Compared to Ethereum's 'asset chain' positioning, Solana is firmly establishing its position as a 'payment chain', currently seen as the optimal blockchain solution for consumer retail and payment-related products. In the words of @ZKwifgut:

PayFi and DeFi are the two legs of Solana's vast crypto ecosystem; so far, no other ecosystem has such a clear strategy: building an On-chain Economy through DeFi and moving towards Mass adoption with PayFi.

5. Conclusion

In the long term, the entire Web3 industry turning towards off-chain and real consumption scenarios has become a trend. Whether it's 'making DeFi great again' or 'moving Crypto towards Mass Adoption', these often mentioned slogans in the market can finally be realized through PayFi.
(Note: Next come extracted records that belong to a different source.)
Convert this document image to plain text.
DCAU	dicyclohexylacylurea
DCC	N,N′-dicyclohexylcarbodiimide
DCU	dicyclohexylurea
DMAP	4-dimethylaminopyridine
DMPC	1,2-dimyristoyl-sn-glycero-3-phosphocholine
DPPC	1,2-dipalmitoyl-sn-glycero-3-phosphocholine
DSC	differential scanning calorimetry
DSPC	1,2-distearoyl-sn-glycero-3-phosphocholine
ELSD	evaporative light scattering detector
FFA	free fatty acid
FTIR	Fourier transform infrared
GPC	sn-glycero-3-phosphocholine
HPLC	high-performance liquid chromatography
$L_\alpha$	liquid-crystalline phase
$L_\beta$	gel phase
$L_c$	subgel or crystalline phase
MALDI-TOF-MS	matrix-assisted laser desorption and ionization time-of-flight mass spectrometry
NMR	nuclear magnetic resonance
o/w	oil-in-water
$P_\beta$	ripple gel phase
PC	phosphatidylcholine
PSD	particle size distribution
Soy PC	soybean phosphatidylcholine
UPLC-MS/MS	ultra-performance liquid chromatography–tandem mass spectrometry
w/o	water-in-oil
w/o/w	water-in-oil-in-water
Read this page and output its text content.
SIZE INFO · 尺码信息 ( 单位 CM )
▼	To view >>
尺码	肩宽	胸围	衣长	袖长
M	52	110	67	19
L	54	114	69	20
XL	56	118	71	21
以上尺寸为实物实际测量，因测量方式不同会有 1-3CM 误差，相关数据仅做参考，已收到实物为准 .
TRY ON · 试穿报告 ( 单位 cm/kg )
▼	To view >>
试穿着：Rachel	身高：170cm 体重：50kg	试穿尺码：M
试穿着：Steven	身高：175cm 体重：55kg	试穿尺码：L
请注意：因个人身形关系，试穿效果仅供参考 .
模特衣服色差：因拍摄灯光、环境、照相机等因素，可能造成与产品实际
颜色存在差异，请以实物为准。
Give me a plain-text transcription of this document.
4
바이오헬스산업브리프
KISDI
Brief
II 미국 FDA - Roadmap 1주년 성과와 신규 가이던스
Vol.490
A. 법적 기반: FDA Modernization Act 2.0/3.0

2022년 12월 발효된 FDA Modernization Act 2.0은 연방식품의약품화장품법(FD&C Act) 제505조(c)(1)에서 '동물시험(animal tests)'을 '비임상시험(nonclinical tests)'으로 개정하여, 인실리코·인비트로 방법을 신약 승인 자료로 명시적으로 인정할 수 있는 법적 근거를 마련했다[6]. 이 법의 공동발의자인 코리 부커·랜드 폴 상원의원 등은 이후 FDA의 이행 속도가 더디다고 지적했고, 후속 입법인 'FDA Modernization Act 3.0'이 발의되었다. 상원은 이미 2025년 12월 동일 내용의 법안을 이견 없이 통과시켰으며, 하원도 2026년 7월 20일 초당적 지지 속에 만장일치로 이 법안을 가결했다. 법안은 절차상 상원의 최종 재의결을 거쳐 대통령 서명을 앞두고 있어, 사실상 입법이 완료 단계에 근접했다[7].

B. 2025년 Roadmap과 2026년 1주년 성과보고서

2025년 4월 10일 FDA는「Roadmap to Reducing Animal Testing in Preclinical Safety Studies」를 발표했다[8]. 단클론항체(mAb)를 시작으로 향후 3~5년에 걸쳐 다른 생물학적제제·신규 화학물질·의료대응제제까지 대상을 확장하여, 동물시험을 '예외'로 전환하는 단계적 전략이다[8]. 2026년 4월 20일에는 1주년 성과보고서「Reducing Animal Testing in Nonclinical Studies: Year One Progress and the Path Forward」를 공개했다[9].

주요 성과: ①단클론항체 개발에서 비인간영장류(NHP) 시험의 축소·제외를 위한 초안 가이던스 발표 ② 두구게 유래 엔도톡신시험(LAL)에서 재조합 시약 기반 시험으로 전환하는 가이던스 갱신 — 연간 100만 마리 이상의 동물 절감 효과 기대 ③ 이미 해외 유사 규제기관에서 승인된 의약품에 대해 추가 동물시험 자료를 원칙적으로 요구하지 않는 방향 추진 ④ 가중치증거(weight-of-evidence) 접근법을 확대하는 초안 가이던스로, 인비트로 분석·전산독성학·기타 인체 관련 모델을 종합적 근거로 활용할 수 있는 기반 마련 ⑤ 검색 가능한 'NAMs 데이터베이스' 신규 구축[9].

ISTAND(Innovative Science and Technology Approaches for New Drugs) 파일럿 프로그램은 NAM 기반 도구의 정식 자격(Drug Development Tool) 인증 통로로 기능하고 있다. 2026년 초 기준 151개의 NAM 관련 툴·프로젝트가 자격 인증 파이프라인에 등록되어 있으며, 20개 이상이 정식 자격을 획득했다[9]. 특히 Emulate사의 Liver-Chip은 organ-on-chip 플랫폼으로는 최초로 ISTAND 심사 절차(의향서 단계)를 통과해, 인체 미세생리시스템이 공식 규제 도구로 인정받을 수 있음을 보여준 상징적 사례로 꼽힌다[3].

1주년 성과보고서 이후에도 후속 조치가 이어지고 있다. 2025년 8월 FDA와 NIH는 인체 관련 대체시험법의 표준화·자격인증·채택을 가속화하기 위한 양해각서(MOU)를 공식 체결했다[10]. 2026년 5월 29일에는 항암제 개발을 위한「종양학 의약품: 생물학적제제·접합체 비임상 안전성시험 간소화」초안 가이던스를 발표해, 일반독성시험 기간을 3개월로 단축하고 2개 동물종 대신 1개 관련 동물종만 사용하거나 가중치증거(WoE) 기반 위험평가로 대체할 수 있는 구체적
This time, the wolf has truly arrived.

Blockchain and smart contract technologies can make traditional payments faster and cheaper than ever before, but these use cases that help traditional markets reduce costs and increase efficiency are more about capturing value in the traditional payment B-end, which is good, but not what you and I desire.

PayFi can truly bridge the traditional financial market and the crypto financial market, and by leveraging the rise of stablecoins, accelerate the integration of payment and financial services, not just reducing costs and increasing efficiency, but creating a brand new financial market. In this market, you have me, and I have you.

In the future financial ecosystem, PayFi will become a key driving force.